Astronomers have spotted what’s been confirmed as a collision between two asteroids that took place just last year beyond the orbit of Mars.
After the debris was spotted, a team from the Max Planck Institute for Solar System Research (MPS) in Germany examined data from the OSIRIS camera onboard the European Space Agency’s Rosetta probe.
From these images, the team was able to study the debris trail in sufficient detail to confirm that this was indeed an inter-asteroid collision – and to actually date the initial impact time to within a five day period in February 2009.
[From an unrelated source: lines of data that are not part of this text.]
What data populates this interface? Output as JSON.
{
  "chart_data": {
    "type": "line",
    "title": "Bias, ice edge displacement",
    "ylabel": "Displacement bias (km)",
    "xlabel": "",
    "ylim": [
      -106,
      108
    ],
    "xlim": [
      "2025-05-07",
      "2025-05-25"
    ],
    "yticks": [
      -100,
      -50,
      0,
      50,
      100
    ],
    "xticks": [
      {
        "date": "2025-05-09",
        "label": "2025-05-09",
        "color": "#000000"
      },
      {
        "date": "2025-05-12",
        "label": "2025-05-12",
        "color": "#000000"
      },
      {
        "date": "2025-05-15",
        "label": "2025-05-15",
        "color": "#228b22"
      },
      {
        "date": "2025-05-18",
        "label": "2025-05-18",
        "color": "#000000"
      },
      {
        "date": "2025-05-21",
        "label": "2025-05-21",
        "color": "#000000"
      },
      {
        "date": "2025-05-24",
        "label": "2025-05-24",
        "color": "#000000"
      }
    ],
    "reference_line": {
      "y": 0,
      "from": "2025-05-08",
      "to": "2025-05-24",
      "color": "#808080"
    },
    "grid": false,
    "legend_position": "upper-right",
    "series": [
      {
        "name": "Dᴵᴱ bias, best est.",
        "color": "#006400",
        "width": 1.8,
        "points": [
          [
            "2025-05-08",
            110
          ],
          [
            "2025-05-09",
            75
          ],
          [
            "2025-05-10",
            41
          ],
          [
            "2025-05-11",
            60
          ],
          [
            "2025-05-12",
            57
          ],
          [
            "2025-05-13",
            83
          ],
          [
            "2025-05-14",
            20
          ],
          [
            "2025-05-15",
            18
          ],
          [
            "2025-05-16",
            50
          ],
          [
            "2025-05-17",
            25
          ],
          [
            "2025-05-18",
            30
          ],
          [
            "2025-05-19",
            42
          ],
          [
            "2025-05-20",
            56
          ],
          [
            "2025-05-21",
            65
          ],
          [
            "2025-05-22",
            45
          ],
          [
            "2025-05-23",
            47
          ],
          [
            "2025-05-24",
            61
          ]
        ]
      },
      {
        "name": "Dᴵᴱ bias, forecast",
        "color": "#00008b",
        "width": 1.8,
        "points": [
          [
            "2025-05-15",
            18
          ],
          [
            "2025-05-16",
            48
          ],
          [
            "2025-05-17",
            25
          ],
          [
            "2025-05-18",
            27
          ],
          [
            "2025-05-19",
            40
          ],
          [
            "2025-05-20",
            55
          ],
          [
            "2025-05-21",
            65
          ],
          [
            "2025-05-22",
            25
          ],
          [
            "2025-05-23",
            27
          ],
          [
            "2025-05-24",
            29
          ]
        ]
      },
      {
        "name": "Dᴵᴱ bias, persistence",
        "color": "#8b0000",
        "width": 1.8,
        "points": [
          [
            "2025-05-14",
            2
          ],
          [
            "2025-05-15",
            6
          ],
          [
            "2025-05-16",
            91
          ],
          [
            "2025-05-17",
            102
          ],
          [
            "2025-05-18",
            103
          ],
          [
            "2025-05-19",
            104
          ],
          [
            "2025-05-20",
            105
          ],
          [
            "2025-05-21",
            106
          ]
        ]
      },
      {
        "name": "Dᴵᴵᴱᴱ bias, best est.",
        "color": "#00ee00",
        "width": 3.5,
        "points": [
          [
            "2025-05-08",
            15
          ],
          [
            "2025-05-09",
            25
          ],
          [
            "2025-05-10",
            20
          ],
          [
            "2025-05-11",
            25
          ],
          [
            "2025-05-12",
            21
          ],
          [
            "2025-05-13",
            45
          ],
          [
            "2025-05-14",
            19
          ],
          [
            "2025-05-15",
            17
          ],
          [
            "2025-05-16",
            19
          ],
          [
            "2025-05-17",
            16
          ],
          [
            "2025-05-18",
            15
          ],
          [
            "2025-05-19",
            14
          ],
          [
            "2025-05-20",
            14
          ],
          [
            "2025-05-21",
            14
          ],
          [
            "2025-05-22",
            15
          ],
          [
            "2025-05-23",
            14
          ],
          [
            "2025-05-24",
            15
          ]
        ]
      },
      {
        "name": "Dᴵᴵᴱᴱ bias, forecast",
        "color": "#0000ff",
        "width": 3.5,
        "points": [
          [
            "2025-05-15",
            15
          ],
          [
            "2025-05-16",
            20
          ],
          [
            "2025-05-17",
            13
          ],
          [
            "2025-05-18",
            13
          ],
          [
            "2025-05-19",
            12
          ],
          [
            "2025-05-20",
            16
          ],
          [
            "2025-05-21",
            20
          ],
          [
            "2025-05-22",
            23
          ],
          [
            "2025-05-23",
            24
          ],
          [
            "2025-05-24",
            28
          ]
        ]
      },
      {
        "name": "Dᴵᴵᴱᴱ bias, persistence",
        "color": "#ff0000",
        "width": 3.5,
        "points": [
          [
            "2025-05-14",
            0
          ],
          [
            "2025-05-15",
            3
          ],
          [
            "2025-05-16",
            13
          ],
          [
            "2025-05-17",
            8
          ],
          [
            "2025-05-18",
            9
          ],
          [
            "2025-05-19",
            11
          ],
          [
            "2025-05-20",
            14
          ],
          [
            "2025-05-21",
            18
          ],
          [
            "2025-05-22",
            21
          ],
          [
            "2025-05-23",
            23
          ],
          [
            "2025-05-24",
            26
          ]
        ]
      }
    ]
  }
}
“It has long been suspected that such collisions are taking place within the asteroid belt, but never before have the remains been observed so soon after the impact event and dated with such precision,” says Dr Stephen Lowry of the University of Kent.
“Asteroid astronomers can now, for the first time, study the physics of an impact debris trail as well as establishing how collisions of this nature supply the solar systems inventory of dust particles. These dust particles contribute to the well known phenomenon that is visible from Earth known as the Zodiacal Light.”
While the asteroid belt contains several million large and small fragments of rock, most collisions go unobserved. Until now, most of what scientists know about collisions between asteroids has been deduced from the presence of diffuse bands of dust spreading across the whole sky and representing events from the remote past.
“In comparison, it was practically yesterday that the asteroid named P/2010 A2 bumped into a small rock with a diameter of only a few meters,” says lead author Dr Colin Snodgrass of MPS. He compares the discovery to “finding a fresh dinosaur body instead of having to figure out how they looked from fossils”.